Many foreign businesses have expressed their readiness to invest in Ho Chi Minh City, provided that administrative procedures are simplified and handled more efficiently.
At a recent dialogue between city leaders and representatives of foreign-invested enterprises, investors showed strong optimism about the city’s future after its administrative merger with neighboring Binh Duong and Ba Ria-Vung Tau provinces. They said Ho Chi Minh City now has broader development prospects and fresh opportunities for capital inflows.
Erick Contreras, Vice President of the European Chamber of Commerce in Vietnam (EuroCham), noted that the merger would pave the way for new breakthroughs in the city’s growth. He emphasized that the planned International Financial Centre (IFC) will not only attract investment capital but also serve as a hub for managing and coordinating regional capital flows.
A well-governed and transparent IFC will be a powerful launchpad for innovation and green finance, supporting sustainable growth and putting Vietnam on the global map, Contreras said. With its strategic location, strong infrastructure, and high-quality workforce, he added, Ho Chi Minh City is well-positioned to become an attractive destination for global investors.
Sharing the same view, Travis Mitchell, Executive Director of the American Chamber of Commerce (AmCham) in Vietnam—Ho Chi Minh City, said establishing the financial center represents a transformative reform that could elevate Vietnam into a regional hub for green capital and finance. He also expressed optimism about the country’s stock market following its status upgrade by FTSE Russell, which will likely attract significant foreign investment flows.
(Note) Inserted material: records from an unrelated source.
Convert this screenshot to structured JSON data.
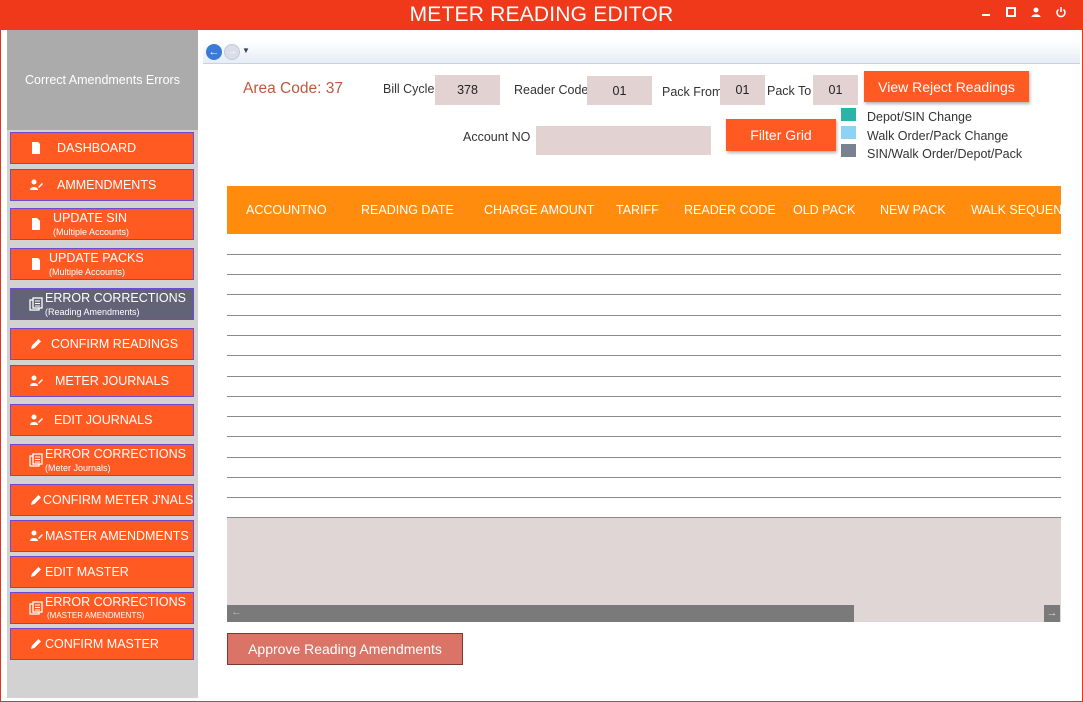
{
  "window": {
    "title": "METER READING EDITOR",
    "controls": [
      "minimize-icon",
      "maximize-icon",
      "user-icon",
      "power-icon"
    ],
    "accent": "#f0381a"
  },
  "sidebar": {
    "header": "Correct Amendments Errors",
    "items": [
      {
        "label": "DASHBOARD",
        "sub": "",
        "icon": "document-icon",
        "active": false
      },
      {
        "label": "AMMENDMENTS",
        "sub": "",
        "icon": "user-edit-icon",
        "active": false
      },
      {
        "label": "UPDATE SIN",
        "sub": "(Multiple Accounts)",
        "icon": "file-icon",
        "active": false
      },
      {
        "label": "UPDATE PACKS",
        "sub": "(Multiple Accounts)",
        "icon": "document-icon",
        "active": false
      },
      {
        "label": "ERROR CORRECTIONS",
        "sub": "(Reading Amendments)",
        "icon": "list-icon",
        "active": true
      },
      {
        "label": "CONFIRM READINGS",
        "sub": "",
        "icon": "pencil-icon",
        "active": false
      },
      {
        "label": "METER JOURNALS",
        "sub": "",
        "icon": "user-edit-icon",
        "active": false
      },
      {
        "label": "EDIT JOURNALS",
        "sub": "",
        "icon": "user-edit-icon",
        "active": false
      },
      {
        "label": "ERROR CORRECTIONS",
        "sub": "(Meter Journals)",
        "icon": "list-icon",
        "active": false
      },
      {
        "label": "CONFIRM METER J'NALS",
        "sub": "",
        "icon": "pencil-icon",
        "active": false
      },
      {
        "label": "MASTER AMENDMENTS",
        "sub": "",
        "icon": "user-edit-icon",
        "active": false
      },
      {
        "label": "EDIT MASTER",
        "sub": "",
        "icon": "pencil-icon",
        "active": false
      },
      {
        "label": "ERROR CORRECTIONS",
        "sub": "(MASTER AMENDMENTS)",
        "icon": "list-icon",
        "active": false
      },
      {
        "label": "CONFIRM MASTER",
        "sub": "",
        "icon": "pencil-icon",
        "active": false
      }
    ]
  },
  "form": {
    "area_code": "Area Code: 37",
    "bill_cycle_label": "Bill Cycle",
    "bill_cycle_value": "378",
    "reader_code_label": "Reader Code",
    "reader_code_value": "01",
    "pack_from_label": "Pack From",
    "pack_from_value": "01",
    "pack_to_label": "Pack To",
    "pack_to_value": "01",
    "account_no_label": "Account NO",
    "account_no_value": "",
    "view_reject_label": "View Reject Readings",
    "filter_grid_label": "Filter Grid"
  },
  "legend": [
    {
      "label": "Depot/SIN Change",
      "color": "#2ab3a6"
    },
    {
      "label": "Walk Order/Pack Change",
      "color": "#8fd3f4"
    },
    {
      "label": "SIN/Walk Order/Depot/Pack",
      "color": "#7a8190"
    }
  ],
  "grid": {
    "columns": [
      "ACCOUNTNO",
      "READING DATE",
      "CHARGE AMOUNT",
      "TARIFF",
      "READER CODE",
      "OLD PACK",
      "NEW PACK",
      "WALK SEQUENCE"
    ],
    "header_color": "#ff8c0c",
    "rows": []
  },
  "footer": {
    "approve_label": "Approve Reading Amendments"
  }
}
Investor confidence is also reflected in EuroCham’s Business Confidence Index (BCI), which reached 66.5 points in the third quarter of 2025—the highest level in three years, even surpassing the level in periods before US tariff pressure. Notably, over two-thirds of EuroCham members view Vietnam’s short-term outlook as stable and positive, while 80 percent are confident in its five-year growth prospects.
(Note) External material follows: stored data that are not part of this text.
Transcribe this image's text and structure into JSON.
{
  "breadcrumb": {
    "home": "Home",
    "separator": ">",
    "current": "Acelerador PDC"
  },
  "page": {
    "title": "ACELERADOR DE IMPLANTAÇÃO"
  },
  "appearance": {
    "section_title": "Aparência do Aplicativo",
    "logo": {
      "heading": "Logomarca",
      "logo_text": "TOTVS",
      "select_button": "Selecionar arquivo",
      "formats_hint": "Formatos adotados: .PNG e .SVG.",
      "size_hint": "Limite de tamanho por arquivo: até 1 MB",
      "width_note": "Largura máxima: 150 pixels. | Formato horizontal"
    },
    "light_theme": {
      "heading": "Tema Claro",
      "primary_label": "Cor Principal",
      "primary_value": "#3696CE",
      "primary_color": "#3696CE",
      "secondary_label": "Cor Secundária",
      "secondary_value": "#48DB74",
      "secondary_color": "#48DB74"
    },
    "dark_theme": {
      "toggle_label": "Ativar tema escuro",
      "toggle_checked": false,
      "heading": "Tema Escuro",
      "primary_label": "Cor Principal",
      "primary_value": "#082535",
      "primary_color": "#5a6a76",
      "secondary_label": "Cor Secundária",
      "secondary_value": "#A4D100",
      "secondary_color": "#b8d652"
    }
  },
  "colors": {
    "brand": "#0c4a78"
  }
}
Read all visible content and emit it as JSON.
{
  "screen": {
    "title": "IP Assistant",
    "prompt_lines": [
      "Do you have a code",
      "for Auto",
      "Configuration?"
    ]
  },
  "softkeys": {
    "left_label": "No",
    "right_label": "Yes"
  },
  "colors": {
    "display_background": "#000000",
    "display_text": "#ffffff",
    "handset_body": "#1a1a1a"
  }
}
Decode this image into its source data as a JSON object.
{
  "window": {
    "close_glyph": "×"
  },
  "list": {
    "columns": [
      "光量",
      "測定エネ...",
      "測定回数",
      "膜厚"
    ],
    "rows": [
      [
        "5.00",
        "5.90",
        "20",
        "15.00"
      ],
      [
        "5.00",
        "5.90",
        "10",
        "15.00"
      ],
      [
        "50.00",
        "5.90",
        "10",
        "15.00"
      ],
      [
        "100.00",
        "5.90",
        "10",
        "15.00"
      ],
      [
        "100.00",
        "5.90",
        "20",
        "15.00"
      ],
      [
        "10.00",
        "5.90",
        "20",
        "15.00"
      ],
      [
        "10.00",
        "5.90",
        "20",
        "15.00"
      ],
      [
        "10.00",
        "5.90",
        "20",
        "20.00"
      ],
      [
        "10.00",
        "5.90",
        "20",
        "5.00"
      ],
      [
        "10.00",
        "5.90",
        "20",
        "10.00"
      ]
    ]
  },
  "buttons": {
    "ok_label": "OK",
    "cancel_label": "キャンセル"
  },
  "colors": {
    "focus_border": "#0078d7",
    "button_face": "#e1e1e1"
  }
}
However, investors said administrative procedures remain their biggest concern. Seck Yee Chung, Vice President of the Singapore Chamber of Commerce in Vietnam (HCMC), noted that licensing processes—especially for business permits—are often lengthy and complicated, sometimes taking up to a year despite official timelines of just 13 working days.
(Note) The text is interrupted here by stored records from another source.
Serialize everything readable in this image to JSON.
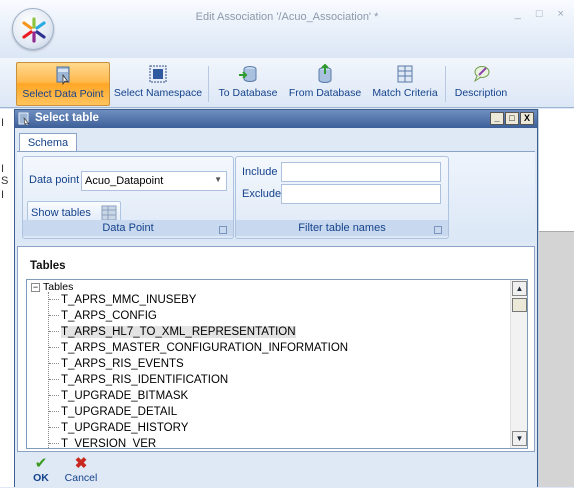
{
  "window": {
    "title": "Edit Association '/Acuo_Association' *",
    "controls": "_ □ ×"
  },
  "ribbon": {
    "buttons": [
      {
        "label": "Select Data Point",
        "icon": "table-select-icon",
        "active": true
      },
      {
        "label": "Select Namespace",
        "icon": "namespace-icon"
      },
      {
        "label": "To Database",
        "icon": "to-database-icon"
      },
      {
        "label": "From Database",
        "icon": "from-database-icon"
      },
      {
        "label": "Match Criteria",
        "icon": "match-criteria-icon"
      },
      {
        "label": "Description",
        "icon": "description-icon"
      }
    ]
  },
  "dialog": {
    "title": "Select table",
    "controls": [
      "_",
      "□",
      "X"
    ],
    "tab": "Schema",
    "data_point": {
      "label": "Data point",
      "value": "Acuo_Datapoint",
      "show_tables": "Show tables",
      "group_label": "Data Point"
    },
    "filter": {
      "include_label": "Include",
      "exclude_label": "Exclude",
      "include_value": "",
      "exclude_value": "",
      "group_label": "Filter table names"
    },
    "tables": {
      "heading": "Tables",
      "root": "Tables",
      "items": [
        "T_APRS_MMC_INUSEBY",
        "T_ARPS_CONFIG",
        "T_ARPS_HL7_TO_XML_REPRESENTATION",
        "T_ARPS_MASTER_CONFIGURATION_INFORMATION",
        "T_ARPS_RIS_EVENTS",
        "T_ARPS_RIS_IDENTIFICATION",
        "T_UPGRADE_BITMASK",
        "T_UPGRADE_DETAIL",
        "T_UPGRADE_HISTORY",
        "T_VERSION_VER"
      ],
      "selected_index": 2
    },
    "footer": {
      "ok": "OK",
      "cancel": "Cancel"
    }
  },
  "colors": {
    "accent": "#ffb94d",
    "title_bar": "#3c5f98",
    "ribbon_text": "#15428b"
  }
}
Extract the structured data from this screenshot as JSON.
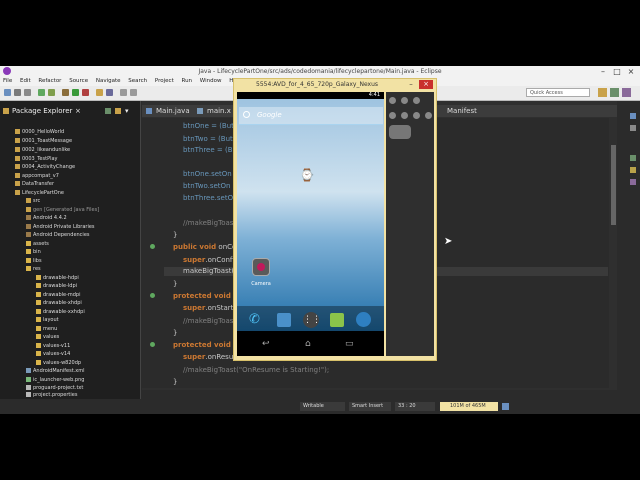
{
  "window": {
    "title": "Java - LifecyclePartOne/src/ads/codedomania/lifecyclepartone/Main.java - Eclipse",
    "minimize": "–",
    "maximize": "□",
    "close": "×"
  },
  "menu": [
    "File",
    "Edit",
    "Refactor",
    "Source",
    "Navigate",
    "Search",
    "Project",
    "Run",
    "Window",
    "Help"
  ],
  "toolbar": {
    "quick_access_placeholder": "Quick Access"
  },
  "package_explorer": {
    "title": "Package Explorer",
    "items": [
      "0000_HelloWorld",
      "0001_ToastMessage",
      "0002_likeandunlike",
      "0003_TestPlay",
      "0004_ActivityChange",
      "appcompat_v7",
      "DataTransfer",
      "LifecyclePartOne",
      "src",
      "gen [Generated Java Files]",
      "Android 4.4.2",
      "Android Private Libraries",
      "Android Dependencies",
      "assets",
      "bin",
      "libs",
      "res",
      "drawable-hdpi",
      "drawable-ldpi",
      "drawable-mdpi",
      "drawable-xhdpi",
      "drawable-xxhdpi",
      "layout",
      "menu",
      "values",
      "values-v11",
      "values-v14",
      "values-w820dp",
      "AndroidManifest.xml",
      "ic_launcher-web.png",
      "proguard-project.txt",
      "project.properties"
    ]
  },
  "editor": {
    "tabs": [
      "Main.java",
      "main.x",
      "Manifest"
    ],
    "code": {
      "l1a": "btnOne = (But",
      "l2a": "btnTwo = (But",
      "l3a": "btnThree = (B",
      "l4a": "btnOne.setOn",
      "l5a": "btnTwo.setOn",
      "l6a": "btnThree.setO",
      "l7a": "//makeBigToas",
      "l8a": "}",
      "l9kw": "public void",
      "l9b": " onCo",
      "l10kw": "super",
      "l10b": ".onConfi",
      "l11a": "makeBigToast(",
      "l12a": "}",
      "l13kw": "protected void",
      "l13b": " o",
      "l14kw": "super",
      "l14b": ".onStart(",
      "l15a": "//makeBigToas",
      "l16a": "}",
      "l17kw": "protected void",
      "l17b": " o",
      "l18kw": "super",
      "l18b": ".onResume",
      "l19a": "//makeBigToast(\"OnResume is Starting!\");",
      "l20a": "}"
    }
  },
  "status": {
    "writable": "Writable",
    "insert": "Smart Insert",
    "position": "33 : 20",
    "memory": "101M of 465M"
  },
  "emulator": {
    "title": "5554:AVD_for_4_65_720p_Galaxy_Nexus",
    "clock": "4:41",
    "search_text": "Google",
    "app_label": "Camera"
  },
  "colors": {
    "ide_background": "#2b2b2b",
    "keyword": "#cc7832",
    "field": "#6897bb",
    "emulator_frame": "#f2e2a4"
  }
}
Okabe Mitsutoshi, Chief Representative of the Japan External Trade Organisation (JETRO) in Ho Chi Minh City, cited JETRO’s 2024 survey showing that complex administrative procedures (62.4 percent), rising labor costs (58.9 percent), and inconsistent legal enforcement (57.8 percent) are the top challenges for Japanese investors in Vietnam.
Responding to these concerns, Chairman of the municipal People's Committee Nguyen Van Duoc reaffirmed that administrative reform remains the city’s top priority. HCMC aims to cut at least 30 percent of procedures, reduce processing times and costs, and shift from a “management mindset” to a “service mindset” to better support the business community.